I need an SSL certificate for Exchange 2007 and For SharePoint 2010, can I use the same for both?
My internal domain is xyz.int and my external is xyz.co.uk.
I cannot get an SSL certificate granted for xyz.int because externally it only exists for government organizations.
I am also unable to change my internal domain name.
I am getting a GoDaddy Standard Multiple Domain (UCC) SSL certificate for up to 10 Domains.
- xyz01 - netbios name
- xyz - domain name without .int
- SharePointServerName
- sharepoint.xyz.co.uk
- autodiscover.xyz.co.uk
- EmailServerName
- mail.xyz.co.uk
What do you think?
I believe I have to set DNS up so mail.xyz.co.uk resolves internally.
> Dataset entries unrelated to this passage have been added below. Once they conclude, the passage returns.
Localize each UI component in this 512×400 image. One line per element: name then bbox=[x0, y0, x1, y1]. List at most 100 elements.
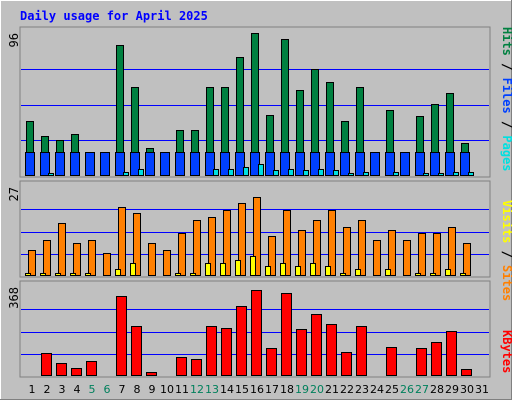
bar-files-day-18 bbox=[280, 152, 290, 176]
bar-files-day-14 bbox=[220, 152, 230, 176]
bar-visits-day-20 bbox=[313, 220, 321, 276]
legend-kbytes: KBytes bbox=[500, 330, 512, 373]
bar-kbytes-day-27 bbox=[416, 348, 427, 376]
bar-files-day-12 bbox=[190, 152, 200, 176]
x-tick-label-26: 26 bbox=[400, 383, 414, 396]
bar-files-day-21 bbox=[325, 152, 335, 176]
bar-visits-day-10 bbox=[163, 250, 171, 276]
bar-sites-day-25 bbox=[385, 269, 391, 276]
bar-pages-day-2 bbox=[48, 173, 54, 176]
legend-hits: Hits bbox=[500, 27, 512, 56]
bar-visits-day-29 bbox=[448, 227, 456, 276]
bar-kbytes-day-18 bbox=[281, 293, 292, 376]
bar-visits-day-14 bbox=[223, 210, 231, 276]
bar-sites-day-22 bbox=[340, 273, 346, 276]
bar-kbytes-day-2 bbox=[41, 353, 52, 376]
bar-pages-day-28 bbox=[438, 173, 444, 176]
bar-visits-day-28 bbox=[433, 233, 441, 276]
bar-visits-day-27 bbox=[418, 233, 426, 276]
bar-files-day-10 bbox=[160, 152, 170, 176]
bar-files-day-23 bbox=[355, 152, 365, 176]
bar-pages-day-14 bbox=[228, 169, 234, 176]
x-tick-label-15: 15 bbox=[235, 383, 249, 396]
bar-sites-day-5 bbox=[85, 273, 91, 276]
x-tick-label-27: 27 bbox=[415, 383, 429, 396]
panel-legend: Visits / Sites bbox=[500, 200, 512, 301]
bar-kbytes-day-9 bbox=[146, 372, 157, 376]
x-tick-label-14: 14 bbox=[220, 383, 234, 396]
bar-visits-day-2 bbox=[43, 240, 51, 276]
bar-pages-day-21 bbox=[333, 170, 339, 176]
x-tick-label-29: 29 bbox=[445, 383, 459, 396]
bar-kbytes-day-3 bbox=[56, 363, 67, 376]
bar-sites-day-1 bbox=[25, 273, 31, 276]
x-tick-label-10: 10 bbox=[160, 383, 174, 396]
bar-files-day-17 bbox=[265, 152, 275, 176]
bar-files-day-2 bbox=[40, 152, 50, 176]
bar-sites-day-28 bbox=[430, 273, 436, 276]
legend-text: Hits / Files / Pages bbox=[500, 27, 512, 172]
bar-files-day-26 bbox=[400, 152, 410, 176]
panel-max-label: 368 bbox=[7, 287, 21, 309]
panel-bars bbox=[21, 290, 489, 376]
bar-files-day-29 bbox=[445, 152, 455, 176]
x-tick-label-12: 12 bbox=[190, 383, 204, 396]
bar-kbytes-day-16 bbox=[251, 290, 262, 376]
x-tick-label-30: 30 bbox=[460, 383, 474, 396]
x-tick-label-9: 9 bbox=[149, 383, 156, 396]
bar-files-day-20 bbox=[310, 152, 320, 176]
bar-visits-day-1 bbox=[28, 250, 36, 276]
bar-files-day-22 bbox=[340, 152, 350, 176]
x-tick-label-1: 1 bbox=[29, 383, 36, 396]
panel-kbytes: 368 KBytes bbox=[7, 280, 512, 378]
panel-bars bbox=[21, 33, 489, 176]
bar-pages-day-23 bbox=[363, 172, 369, 176]
legend-separator: / bbox=[500, 114, 512, 136]
bar-pages-day-18 bbox=[288, 169, 294, 176]
bar-visits-day-8 bbox=[133, 213, 141, 276]
bar-sites-day-7 bbox=[115, 269, 121, 276]
x-tick-label-2: 2 bbox=[44, 383, 51, 396]
bar-sites-day-15 bbox=[235, 260, 241, 276]
x-tick-label-18: 18 bbox=[280, 383, 294, 396]
x-tick-label-23: 23 bbox=[355, 383, 369, 396]
legend-text: KBytes bbox=[500, 330, 512, 373]
x-tick-label-17: 17 bbox=[265, 383, 279, 396]
bar-sites-day-16 bbox=[250, 256, 256, 276]
bar-pages-day-20 bbox=[318, 169, 324, 176]
bar-pages-day-29 bbox=[453, 172, 459, 176]
bar-pages-day-27 bbox=[423, 173, 429, 176]
bar-visits-day-7 bbox=[118, 207, 126, 276]
bar-files-day-3 bbox=[55, 152, 65, 176]
x-tick-label-22: 22 bbox=[340, 383, 354, 396]
bar-visits-day-3 bbox=[58, 223, 66, 276]
bar-visits-day-6 bbox=[103, 253, 111, 276]
x-tick-label-4: 4 bbox=[74, 383, 81, 396]
bar-sites-day-8 bbox=[130, 263, 136, 276]
bar-sites-day-2 bbox=[40, 273, 46, 276]
bar-sites-day-13 bbox=[205, 263, 211, 276]
bar-sites-day-19 bbox=[295, 266, 301, 276]
bar-visits-day-30 bbox=[463, 243, 471, 276]
bar-pages-day-30 bbox=[468, 172, 474, 176]
bar-visits-day-12 bbox=[193, 220, 201, 276]
bar-visits-day-16 bbox=[253, 197, 261, 276]
bar-kbytes-day-25 bbox=[386, 347, 397, 376]
bar-kbytes-day-11 bbox=[176, 357, 187, 376]
bar-sites-day-4 bbox=[70, 273, 76, 276]
bar-visits-day-9 bbox=[148, 243, 156, 276]
bar-sites-day-11 bbox=[175, 273, 181, 276]
bar-sites-day-14 bbox=[220, 263, 226, 276]
bar-kbytes-day-22 bbox=[341, 352, 352, 376]
bar-sites-day-3 bbox=[55, 273, 61, 276]
bar-kbytes-day-4 bbox=[71, 368, 82, 376]
legend-visits: Visits bbox=[500, 200, 512, 243]
bar-kbytes-day-30 bbox=[461, 369, 472, 376]
bar-sites-day-30 bbox=[460, 273, 466, 276]
bar-files-day-28 bbox=[430, 152, 440, 176]
bar-files-day-6 bbox=[100, 152, 110, 176]
bar-pages-day-8 bbox=[138, 169, 144, 176]
bar-files-day-4 bbox=[70, 152, 80, 176]
bar-sites-day-20 bbox=[310, 263, 316, 276]
bar-kbytes-day-29 bbox=[446, 331, 457, 376]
However for now I just want to know two things.
Are these the correct items to request for my SSL certificate and can I use the certificate for both my Exchange Server and My SharePoint server?
Is there a reason you can't install certificate services internally, this will allow you to create a certificate yourself for xyz.int and if your internal machines are all on the domain they'll already trust the certificate.
Then you can just get proper externally signed certificates for the external domains.
Microsoft does not recommend NetBIOS names on the UCC cert, but it doesn't necessarily hurt. I can't speak specifically for Sharepoint, but best practices for Exchange you want the following:
You might consider adding what would be the names of additional CAS servers you might use down the road, or the name of the NLB array if you're only using a single server now, so that you won't need to request a new cert from your CA provider.
If you plan on using pop, or imap you may want to consider including smtp., pop., and/or imap. in order to allow them to have separate DNS names and still use SSL.